Ford, the only one of the three to avoid bankruptcy, convinced the UAW to accept concessions in 2009 that lowered annual labor costs by $500 million and cut hourly rates to $55, Ford said at the time.
"There is still a gap," Ford wrote on www.fordahead.com, a website that details its negotiating position in contract talks. "We cannot continue to have a cost gap with the competition and still be able to make significant U.S. investment and create new jobs. For Ford to be fully competitive in the years ahead, we'll need to focus on closing the gap even more."
In a speech in New York last October, Ford CFO Lewis Booth said the automaker's labor costs were "close to being fully competitive." He said Ford's labor costs would drop to $50 an hour, from $55, once the automaker hires new workers, who can be paid half what senior workers make.
Profit sharing
Ford's labor costs have risen, in part, because of the $5,000 profit sharing checks the automaker handed out to U.S. workers this year, said Marcey Evans, a company spokeswoman.
Ford earned $6.56 billion last year, the most since 1999.
"Profit sharing has been added to the amount and the $5,000 adds about $2 an hour to our labor costs," Evans said. "Without that, our labor costs are closer to $56 an hour."
Ford's new website is more elaborate than previous online repositories of labor information the automaker has posted, she said.
The site, which went live April 21, is aimed at informing the media and "influential thought leaders" about the issues in this year's contract talks as Ford sees them, she said.
Ford's side
"This is a site where folks can go to get the facts and Ford's point of view on the issues that are in play," Evans said of the site, which includes a video of Ford CEO Alan Mulally, articles about Ford and the auto industry, and photos of workers on the assembly line.
Michele Martin, a spokeswoman for the UAW, didn't immediately respond to a request for comment.
UAW President Bob King will negotiate new contracts this year with Ford, GM and Chrysler. While the agreements don't expire until Sept. 14, King has said workers must be rewarded for the $7,000 to $30,000 in concessions they each gave since 2005 to help the automakers survive.
King told delegates to the union's bargaining convention in March that he is committed to gaining back what workers gave up.

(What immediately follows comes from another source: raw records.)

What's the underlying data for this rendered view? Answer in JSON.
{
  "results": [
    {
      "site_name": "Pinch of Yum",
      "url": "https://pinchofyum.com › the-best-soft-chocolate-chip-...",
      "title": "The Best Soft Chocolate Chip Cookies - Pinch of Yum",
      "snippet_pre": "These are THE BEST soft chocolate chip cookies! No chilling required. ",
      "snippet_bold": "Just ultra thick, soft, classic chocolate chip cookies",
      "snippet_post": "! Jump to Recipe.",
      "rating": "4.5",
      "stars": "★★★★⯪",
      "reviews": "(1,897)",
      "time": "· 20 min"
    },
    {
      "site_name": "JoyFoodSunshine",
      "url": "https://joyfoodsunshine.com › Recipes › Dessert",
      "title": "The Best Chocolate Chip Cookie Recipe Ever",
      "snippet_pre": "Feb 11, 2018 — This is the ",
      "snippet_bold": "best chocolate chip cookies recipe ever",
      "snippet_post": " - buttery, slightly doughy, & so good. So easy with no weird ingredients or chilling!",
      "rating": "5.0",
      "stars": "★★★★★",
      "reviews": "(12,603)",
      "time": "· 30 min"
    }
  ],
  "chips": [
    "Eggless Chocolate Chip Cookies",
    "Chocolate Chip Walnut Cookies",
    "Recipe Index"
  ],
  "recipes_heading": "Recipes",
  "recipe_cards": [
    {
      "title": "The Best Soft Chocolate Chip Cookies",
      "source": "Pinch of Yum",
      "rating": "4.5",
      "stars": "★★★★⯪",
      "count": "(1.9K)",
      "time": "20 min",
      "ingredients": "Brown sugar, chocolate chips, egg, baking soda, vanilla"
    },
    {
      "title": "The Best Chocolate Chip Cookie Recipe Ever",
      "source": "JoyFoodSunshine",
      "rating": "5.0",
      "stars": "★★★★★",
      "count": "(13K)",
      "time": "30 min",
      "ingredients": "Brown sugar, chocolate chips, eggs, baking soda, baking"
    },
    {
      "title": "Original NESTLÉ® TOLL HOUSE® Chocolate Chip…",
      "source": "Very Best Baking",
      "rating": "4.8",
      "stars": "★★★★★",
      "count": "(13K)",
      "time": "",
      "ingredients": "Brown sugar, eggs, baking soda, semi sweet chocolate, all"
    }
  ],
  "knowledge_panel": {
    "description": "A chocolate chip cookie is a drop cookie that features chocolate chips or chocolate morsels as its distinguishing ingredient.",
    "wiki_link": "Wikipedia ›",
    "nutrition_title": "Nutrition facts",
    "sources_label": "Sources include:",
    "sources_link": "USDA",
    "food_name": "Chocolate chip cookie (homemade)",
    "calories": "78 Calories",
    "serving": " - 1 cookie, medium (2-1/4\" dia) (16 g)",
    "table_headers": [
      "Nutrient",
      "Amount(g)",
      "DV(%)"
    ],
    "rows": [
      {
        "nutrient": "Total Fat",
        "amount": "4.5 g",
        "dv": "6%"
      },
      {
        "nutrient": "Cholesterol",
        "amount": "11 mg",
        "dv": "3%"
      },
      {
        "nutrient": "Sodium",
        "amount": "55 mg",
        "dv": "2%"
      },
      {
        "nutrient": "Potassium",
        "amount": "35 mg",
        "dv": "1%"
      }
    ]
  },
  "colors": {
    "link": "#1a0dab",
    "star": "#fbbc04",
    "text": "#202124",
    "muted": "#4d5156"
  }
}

The concessions included surrendering raises, bonuses and cost- of-living adjustments as well as agreeing to a two-tier wage system, in which new hires earn about $14 an hour, half the wage paid to senior production workers, and limited benefits.
"We did what we had to do to save the companies," King said in a March 22 speech at the convention in Detroit. "It will take time to win back what we've given up."
Narrowing gap
The concessions helped the U.S. automakers lower labor costs to about $58 an hour for wages and benefits from about $75 an hour and get close to the $52 an hour Toyota gives its U.S. workers, according to Sean McAlinden, chief economist with the Center for Automotive Research in Ann Arbor, Mich.
Labor rates at U.S. automakers remain above the $44 to $48 hourly rate Hyundai pays its U.S. workers in wages and benefits, McAlinden has said.
To come up with the $50 an hour average for foreign automakers' U.S. workers, Ford blended labor rates among several international carmakers, Evans said. In 2007 contract talks with the UAW, U.S. automakers benchmarked Toyota's Georgetown, Kentucky, factory.
"We have to be competitive period and we can't look at just one location," Evans said. "No matter how you look at it, there's still a gap. We need to be competitive with not just one location; we need to be competitive with the full range."